Mr Dorfling (SALGA) said the hassle of having to update this roll every time there is a change in address is not worth the trouble as the owner's property data is already on the valuation roll.

Adv. Grove referred members to Clause 20, which requires the municipality to maintain two registers, which must be regularly updated. This same exercise also applies to the valuation roll. There is no harm in restricting the updates to Part B of the register.

Mr Dorfling said that the roll would be updated once every four years and that to maintain a register of particulars on the other hand is an unnecessary administrative hassle.

Adv.

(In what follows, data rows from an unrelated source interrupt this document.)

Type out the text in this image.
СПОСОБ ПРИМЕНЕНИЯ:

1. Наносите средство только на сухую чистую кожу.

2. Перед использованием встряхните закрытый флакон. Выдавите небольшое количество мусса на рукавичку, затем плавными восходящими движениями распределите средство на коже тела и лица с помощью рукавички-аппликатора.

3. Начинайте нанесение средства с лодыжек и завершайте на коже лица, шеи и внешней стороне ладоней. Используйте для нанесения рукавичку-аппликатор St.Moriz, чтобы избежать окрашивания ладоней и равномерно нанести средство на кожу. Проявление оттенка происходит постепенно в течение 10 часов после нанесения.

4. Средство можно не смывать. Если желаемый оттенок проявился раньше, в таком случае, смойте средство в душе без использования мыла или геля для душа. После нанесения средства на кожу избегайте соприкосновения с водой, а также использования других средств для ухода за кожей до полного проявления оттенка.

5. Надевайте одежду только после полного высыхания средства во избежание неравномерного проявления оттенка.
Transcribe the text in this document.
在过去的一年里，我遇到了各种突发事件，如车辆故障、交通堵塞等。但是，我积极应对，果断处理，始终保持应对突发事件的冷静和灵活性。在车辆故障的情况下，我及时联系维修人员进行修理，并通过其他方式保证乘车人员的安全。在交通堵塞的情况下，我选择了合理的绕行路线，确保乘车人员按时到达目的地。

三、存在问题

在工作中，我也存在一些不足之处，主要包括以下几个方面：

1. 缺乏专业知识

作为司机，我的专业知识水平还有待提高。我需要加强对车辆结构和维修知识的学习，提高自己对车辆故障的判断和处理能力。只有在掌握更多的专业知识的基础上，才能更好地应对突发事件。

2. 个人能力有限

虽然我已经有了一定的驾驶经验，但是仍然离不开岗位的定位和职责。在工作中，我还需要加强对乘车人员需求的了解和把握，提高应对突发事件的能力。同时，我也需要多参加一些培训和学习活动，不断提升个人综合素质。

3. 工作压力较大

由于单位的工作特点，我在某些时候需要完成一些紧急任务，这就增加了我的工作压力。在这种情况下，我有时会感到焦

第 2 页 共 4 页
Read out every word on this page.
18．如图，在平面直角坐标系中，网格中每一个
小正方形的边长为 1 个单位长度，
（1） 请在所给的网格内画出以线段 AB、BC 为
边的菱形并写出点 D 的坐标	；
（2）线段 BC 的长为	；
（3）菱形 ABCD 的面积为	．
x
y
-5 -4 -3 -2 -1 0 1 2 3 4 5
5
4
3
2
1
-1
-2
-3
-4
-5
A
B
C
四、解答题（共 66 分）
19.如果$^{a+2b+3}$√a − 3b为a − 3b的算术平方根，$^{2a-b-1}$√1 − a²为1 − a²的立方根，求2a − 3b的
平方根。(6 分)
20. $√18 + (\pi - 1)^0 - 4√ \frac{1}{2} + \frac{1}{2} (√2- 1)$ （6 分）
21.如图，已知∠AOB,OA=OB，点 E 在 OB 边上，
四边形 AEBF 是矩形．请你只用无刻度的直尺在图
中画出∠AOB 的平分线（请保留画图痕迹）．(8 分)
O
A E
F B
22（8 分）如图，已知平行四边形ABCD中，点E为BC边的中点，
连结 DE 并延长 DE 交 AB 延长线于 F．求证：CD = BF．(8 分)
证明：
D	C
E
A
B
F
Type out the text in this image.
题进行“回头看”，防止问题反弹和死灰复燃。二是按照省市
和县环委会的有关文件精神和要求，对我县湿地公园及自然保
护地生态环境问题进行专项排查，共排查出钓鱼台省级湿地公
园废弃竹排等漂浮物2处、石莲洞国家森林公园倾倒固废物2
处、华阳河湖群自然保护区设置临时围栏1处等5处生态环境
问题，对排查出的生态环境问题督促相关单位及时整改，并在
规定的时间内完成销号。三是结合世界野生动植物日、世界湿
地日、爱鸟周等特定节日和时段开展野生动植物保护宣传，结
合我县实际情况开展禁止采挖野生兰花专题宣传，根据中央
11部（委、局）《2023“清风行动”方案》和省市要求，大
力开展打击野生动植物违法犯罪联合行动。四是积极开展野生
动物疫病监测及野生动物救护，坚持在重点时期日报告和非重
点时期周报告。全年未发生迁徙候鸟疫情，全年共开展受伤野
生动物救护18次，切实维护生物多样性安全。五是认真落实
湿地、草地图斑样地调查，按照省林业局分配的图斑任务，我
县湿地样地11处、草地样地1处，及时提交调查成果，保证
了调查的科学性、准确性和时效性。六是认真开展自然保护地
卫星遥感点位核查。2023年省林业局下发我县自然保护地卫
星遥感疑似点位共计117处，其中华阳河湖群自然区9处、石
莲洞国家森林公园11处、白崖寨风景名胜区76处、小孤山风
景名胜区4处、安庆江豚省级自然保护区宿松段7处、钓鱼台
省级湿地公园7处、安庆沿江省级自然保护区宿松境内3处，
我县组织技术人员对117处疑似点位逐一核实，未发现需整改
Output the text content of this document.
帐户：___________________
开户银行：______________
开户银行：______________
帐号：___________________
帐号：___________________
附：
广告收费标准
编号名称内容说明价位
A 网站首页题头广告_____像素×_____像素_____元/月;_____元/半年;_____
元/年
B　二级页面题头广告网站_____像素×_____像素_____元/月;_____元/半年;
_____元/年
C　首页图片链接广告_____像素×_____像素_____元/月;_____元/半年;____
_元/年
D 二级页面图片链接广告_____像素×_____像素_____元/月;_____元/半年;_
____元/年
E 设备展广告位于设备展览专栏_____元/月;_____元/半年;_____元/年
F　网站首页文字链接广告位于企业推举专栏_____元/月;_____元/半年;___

Grove insisted that the procedure envisaged here is fairly practical since the valuer will obviously pick this data from that field.

Mr Dorfling said that the exercise is not that easy bearing in mind that councils have numerous clients.

The Chair said it was agreed that the valuer should obtain the postal address where possible and not necessarily on every property valued.

Ms Manche said changing of the address is the owner's problem but keeping this data would greatly assist the council in its administrative pursuits.

Mr Dorfling said councils have always managed the process without this added burden and wondered why it has become necessary to introduce it at this stage. The current software various councils maintain is inadequate to handle this level of administrative traffic.

The Chair then sought the view of the PMG monitor who was present on what he thought of the matter.

Mr Mataywa (PMG monitor) agreed with the position taken by the Department. In this time and age a well-kept databank would be of immense benefit to municipalities. Contrary to what SALGA said, such dual data would facilitate administrative ease.

Adv. Grove said a postal address also helps the valuer to make prompt references.

The Chair said although he favours the position taken by the Department, the matter should be sent for arbitration.

Adv. Grove said it was agreed to that 44(b) would include submissions instead of facts.

Mr Vaz said the Department and SALGA are agreed that Clause 53 should be taken out. The Chair said he was not convinced that the clause is unsuited. Mr Vaz said it was considered inappropriate for two appeal boards to be sitting at the same time. The issue should however be flagged for the present.

The PMG monitor left the meeting at 5.30 p.m. The Committee carried on with deliberations for another hour.